BNY’s analysis reveals that although higher commodity prices have stabilised related assets, they are not expected to bring about structural changes in emerging markets. The report warns against overestimating the impact of commodity price increases, as many economies may experience prolonged stagflation.
In metals-producing countries, central banks and governments are relieved that recent extreme price actions have been less disruptive. Prices have yet to return to pre-volatility highs, but stabilisation is visible in associated assets such as currencies and equity indices.
World’s Commodity Cycle
The analysis is cautious about expecting structural economic changes from metals price rallies as the world is not entering a new commodity super-cycle. Fears of fiat currency debasement have little to do with physical demand, suggesting that structural reforms are only considered when situations near crisis levels.

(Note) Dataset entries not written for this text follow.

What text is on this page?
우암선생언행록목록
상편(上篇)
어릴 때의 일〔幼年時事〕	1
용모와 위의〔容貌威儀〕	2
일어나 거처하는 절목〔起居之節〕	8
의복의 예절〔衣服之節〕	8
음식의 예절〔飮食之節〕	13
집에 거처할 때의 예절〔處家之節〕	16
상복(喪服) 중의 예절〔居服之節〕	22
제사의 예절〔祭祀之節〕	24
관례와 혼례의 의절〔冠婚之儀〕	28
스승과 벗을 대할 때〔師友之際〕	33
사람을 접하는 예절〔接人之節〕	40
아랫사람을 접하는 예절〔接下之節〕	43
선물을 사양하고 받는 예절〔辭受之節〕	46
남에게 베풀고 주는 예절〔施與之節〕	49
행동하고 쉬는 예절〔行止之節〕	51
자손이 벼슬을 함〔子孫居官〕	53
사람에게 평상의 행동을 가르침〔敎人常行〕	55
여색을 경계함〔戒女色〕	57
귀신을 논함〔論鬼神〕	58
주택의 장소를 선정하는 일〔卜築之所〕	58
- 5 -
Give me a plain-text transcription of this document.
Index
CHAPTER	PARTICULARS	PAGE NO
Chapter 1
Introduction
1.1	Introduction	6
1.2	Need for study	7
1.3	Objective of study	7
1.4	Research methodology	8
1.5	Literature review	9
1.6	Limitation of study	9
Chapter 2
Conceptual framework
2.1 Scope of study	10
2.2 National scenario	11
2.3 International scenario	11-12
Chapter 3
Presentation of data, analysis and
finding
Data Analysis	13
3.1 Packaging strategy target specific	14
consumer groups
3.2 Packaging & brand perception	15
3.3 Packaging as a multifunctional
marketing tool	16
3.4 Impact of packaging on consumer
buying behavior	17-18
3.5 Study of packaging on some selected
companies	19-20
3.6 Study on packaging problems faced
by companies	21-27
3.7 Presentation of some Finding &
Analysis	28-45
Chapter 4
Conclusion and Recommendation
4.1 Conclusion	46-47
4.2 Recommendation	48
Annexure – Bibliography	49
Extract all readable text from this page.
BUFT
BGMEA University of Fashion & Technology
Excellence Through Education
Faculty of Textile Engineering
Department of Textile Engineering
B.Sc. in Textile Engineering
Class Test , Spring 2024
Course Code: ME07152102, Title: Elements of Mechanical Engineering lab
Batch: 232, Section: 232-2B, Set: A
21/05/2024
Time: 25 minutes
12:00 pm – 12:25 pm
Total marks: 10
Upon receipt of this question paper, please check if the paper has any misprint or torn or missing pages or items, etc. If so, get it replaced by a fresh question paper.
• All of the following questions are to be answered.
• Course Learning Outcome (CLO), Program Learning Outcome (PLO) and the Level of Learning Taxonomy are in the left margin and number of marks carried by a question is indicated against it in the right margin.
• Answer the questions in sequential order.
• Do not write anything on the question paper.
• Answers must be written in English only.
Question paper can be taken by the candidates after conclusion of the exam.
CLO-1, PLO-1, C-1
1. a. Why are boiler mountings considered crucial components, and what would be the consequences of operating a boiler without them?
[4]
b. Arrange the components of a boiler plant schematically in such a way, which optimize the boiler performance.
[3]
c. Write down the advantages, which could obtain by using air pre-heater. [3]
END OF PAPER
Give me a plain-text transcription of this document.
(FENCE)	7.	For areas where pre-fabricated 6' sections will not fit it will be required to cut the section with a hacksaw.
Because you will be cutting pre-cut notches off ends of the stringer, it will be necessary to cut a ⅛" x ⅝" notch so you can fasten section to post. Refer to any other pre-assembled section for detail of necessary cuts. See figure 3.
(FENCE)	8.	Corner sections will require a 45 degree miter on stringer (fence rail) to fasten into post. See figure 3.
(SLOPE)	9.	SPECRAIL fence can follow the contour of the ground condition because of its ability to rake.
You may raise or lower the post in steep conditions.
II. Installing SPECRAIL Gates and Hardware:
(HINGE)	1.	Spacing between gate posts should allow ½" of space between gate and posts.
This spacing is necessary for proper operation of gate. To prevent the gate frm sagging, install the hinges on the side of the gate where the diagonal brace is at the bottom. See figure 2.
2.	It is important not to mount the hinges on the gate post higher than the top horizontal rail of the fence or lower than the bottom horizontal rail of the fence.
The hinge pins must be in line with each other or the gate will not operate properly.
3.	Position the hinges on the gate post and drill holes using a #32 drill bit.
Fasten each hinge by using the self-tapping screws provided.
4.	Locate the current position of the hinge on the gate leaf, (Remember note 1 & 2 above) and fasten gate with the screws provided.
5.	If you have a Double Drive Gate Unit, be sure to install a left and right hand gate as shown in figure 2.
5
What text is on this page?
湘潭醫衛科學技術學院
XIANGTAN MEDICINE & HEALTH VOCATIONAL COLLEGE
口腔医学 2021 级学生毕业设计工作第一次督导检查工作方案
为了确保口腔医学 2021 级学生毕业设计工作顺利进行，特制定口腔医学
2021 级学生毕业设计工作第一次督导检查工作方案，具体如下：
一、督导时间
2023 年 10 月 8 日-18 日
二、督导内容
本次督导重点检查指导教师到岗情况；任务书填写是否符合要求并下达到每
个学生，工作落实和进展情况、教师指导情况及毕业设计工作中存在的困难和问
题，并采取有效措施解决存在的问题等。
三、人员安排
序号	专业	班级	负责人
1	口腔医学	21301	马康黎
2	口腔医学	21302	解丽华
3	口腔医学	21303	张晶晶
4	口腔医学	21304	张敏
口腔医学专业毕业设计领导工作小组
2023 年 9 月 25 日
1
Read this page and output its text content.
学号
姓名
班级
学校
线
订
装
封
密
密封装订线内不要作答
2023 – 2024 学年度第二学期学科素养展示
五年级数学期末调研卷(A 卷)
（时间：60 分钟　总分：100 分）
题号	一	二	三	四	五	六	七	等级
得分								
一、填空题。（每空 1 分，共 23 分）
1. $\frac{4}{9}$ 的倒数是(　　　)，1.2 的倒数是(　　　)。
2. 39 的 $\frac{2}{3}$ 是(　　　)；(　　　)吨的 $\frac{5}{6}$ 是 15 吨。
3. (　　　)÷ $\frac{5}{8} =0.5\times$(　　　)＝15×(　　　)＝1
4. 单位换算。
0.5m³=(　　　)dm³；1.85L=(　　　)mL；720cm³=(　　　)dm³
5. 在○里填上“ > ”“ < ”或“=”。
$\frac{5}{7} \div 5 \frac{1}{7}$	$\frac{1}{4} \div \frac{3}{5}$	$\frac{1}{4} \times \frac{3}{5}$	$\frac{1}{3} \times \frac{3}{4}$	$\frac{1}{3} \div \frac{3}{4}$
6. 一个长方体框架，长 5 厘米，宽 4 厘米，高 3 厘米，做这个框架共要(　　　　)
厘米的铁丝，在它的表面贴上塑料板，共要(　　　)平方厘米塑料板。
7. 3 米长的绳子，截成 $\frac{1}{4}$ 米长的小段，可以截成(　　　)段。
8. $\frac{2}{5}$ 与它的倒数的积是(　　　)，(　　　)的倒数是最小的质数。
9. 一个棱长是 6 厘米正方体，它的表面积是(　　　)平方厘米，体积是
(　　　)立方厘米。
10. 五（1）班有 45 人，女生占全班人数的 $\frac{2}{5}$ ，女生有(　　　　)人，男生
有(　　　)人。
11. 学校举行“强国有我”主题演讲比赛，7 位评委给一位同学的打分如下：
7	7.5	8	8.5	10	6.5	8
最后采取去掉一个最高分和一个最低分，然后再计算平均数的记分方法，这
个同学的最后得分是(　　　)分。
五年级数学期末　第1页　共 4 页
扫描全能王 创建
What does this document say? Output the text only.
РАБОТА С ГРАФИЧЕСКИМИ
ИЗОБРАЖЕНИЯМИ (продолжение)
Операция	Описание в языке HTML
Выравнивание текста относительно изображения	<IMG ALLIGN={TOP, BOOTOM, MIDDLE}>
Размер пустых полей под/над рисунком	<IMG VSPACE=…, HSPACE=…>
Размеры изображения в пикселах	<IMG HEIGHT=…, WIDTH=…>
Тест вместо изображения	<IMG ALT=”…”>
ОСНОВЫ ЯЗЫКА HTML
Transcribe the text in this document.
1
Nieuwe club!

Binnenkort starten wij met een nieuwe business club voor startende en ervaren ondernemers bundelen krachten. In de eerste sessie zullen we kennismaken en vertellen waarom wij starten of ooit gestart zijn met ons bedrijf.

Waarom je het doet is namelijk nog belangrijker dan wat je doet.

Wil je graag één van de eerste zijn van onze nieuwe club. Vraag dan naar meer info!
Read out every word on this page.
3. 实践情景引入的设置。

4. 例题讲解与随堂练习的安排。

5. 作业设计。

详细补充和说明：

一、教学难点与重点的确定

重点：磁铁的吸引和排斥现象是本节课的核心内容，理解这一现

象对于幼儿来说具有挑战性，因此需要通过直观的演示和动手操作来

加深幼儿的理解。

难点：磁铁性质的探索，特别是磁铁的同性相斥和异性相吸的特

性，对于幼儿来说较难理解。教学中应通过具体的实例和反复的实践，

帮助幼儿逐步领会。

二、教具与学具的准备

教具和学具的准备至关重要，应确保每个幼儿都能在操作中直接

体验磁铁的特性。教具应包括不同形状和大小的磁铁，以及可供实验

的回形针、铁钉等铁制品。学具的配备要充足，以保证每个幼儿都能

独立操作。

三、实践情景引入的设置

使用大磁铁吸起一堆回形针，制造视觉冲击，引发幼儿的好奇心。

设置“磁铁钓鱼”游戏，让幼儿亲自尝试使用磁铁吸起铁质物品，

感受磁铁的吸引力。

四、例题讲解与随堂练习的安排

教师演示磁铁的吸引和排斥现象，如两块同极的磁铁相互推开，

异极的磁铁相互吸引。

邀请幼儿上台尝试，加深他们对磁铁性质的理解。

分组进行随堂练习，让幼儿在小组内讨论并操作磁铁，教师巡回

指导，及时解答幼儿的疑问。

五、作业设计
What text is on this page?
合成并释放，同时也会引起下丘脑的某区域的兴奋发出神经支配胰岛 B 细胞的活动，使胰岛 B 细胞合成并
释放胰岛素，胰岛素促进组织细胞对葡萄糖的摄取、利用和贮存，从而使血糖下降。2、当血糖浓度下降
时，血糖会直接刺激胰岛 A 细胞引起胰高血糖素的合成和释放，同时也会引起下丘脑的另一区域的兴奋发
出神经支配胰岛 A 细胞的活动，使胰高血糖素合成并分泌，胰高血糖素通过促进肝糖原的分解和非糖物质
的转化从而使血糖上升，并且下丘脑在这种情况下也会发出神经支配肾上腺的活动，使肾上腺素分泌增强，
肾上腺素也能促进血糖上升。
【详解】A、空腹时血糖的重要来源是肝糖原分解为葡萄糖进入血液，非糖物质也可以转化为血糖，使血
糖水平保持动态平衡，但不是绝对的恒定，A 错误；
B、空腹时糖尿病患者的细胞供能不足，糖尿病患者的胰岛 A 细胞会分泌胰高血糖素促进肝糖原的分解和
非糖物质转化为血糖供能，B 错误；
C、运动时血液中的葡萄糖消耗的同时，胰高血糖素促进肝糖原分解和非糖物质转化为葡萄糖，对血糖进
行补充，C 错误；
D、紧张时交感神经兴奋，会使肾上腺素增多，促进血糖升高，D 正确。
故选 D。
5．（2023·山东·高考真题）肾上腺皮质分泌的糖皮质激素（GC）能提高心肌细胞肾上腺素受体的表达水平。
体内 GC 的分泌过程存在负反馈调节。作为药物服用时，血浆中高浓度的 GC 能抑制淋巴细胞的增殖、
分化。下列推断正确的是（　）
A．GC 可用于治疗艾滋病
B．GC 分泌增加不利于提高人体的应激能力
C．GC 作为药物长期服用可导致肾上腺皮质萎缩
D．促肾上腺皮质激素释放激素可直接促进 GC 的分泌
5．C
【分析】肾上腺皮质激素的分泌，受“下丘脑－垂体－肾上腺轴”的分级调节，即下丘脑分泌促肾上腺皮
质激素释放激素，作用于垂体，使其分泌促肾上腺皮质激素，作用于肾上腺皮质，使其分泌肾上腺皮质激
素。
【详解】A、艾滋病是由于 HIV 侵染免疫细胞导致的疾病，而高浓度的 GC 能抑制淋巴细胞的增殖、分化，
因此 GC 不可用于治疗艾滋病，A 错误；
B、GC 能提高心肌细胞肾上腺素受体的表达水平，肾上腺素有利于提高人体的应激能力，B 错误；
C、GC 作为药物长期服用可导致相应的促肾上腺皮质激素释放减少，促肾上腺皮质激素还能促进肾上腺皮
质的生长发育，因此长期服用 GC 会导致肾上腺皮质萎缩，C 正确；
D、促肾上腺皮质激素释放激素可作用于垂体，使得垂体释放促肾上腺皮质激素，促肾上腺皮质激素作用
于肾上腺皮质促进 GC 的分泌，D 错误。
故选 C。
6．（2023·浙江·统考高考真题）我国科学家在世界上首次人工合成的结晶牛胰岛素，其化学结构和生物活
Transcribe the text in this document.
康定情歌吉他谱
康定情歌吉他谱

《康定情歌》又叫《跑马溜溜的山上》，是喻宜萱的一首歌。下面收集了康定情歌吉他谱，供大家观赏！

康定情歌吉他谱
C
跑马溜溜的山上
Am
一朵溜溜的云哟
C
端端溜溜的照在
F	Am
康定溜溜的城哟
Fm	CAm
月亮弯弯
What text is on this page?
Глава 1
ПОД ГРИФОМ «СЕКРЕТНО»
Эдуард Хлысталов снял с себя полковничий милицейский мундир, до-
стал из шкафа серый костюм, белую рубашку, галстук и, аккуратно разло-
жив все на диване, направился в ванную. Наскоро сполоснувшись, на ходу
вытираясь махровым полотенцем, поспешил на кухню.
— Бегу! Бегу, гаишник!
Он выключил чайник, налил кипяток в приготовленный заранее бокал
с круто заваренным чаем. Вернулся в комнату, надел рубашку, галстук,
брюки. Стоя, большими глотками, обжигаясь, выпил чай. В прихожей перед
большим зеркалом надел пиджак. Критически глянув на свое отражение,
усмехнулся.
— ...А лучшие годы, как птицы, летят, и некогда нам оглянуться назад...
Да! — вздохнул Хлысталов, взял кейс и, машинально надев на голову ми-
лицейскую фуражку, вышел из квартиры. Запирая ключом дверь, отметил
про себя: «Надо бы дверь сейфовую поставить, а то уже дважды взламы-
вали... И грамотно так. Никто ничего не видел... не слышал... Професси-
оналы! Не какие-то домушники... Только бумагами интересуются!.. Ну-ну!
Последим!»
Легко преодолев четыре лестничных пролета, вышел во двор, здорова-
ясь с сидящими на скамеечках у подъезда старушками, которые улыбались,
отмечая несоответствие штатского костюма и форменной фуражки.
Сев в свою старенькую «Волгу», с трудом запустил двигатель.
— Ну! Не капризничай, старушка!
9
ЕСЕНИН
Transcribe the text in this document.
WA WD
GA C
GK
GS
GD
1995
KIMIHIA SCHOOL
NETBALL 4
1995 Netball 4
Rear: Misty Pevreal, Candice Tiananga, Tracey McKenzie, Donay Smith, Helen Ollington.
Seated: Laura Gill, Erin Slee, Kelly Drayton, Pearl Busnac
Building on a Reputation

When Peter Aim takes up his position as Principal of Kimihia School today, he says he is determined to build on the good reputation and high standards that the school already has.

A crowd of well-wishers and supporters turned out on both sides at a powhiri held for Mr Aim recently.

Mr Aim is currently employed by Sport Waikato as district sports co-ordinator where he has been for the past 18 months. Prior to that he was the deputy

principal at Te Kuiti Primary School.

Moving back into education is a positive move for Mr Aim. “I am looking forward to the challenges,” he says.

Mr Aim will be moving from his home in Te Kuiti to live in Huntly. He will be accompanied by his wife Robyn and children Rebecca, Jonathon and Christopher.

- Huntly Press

Author: FXStreet Insights Team. The FXStreet Insights Team comprises journalists who curate market observations from renowned experts. The content includes notes from commercial sources, supplemented by insights from internal and external analysts.
We should view the recent stability in emerging market assets as a short-term reaction, not a fundamental shift. While currencies of commodity exporters have bounced, the underlying economic picture remains weak. Traders should be cautious about chasing this rally, as it lacks the support of strong physical demand.
The primary risk we see developing is prolonged stagflation in these markets. For instance, Brazil’s IPCA inflation, which had eased in late 2025, ticked back up to 5.1% in January, while Q4 2025 GDP growth for exporters like South Africa was a meager 0.5%. This combination of rising inflation and stagnant growth is a classic warning sign for traders.
Metals Rally Analysis
This metals rally is different from what we saw in the past. Looking back at the 2000s super-cycle, we saw sustained, decade-long demand growth from China’s industrialization. Today’s price action seems more driven by fears of fiat currency debasement in developed markets, a sentiment that can reverse quickly.
Derivative strategies should therefore be defensive and positioned for potential downside. We believe put options on broad emerging market ETFs offer a good hedge against a reversal. The Cboe Emerging Markets ETF Volatility Index (VXEEM) has already climbed to 28 this week from the low 20s in late 2025, signaling growing market nervousness.
We should also not expect these commodity windfalls to trigger meaningful economic reforms, as we observed with Peru’s political gridlock through much of 2025. These governments rarely implement difficult structural changes without a forcing crisis. This inaction increases the likelihood of future instability, creating opportunities for those positioned for volatility.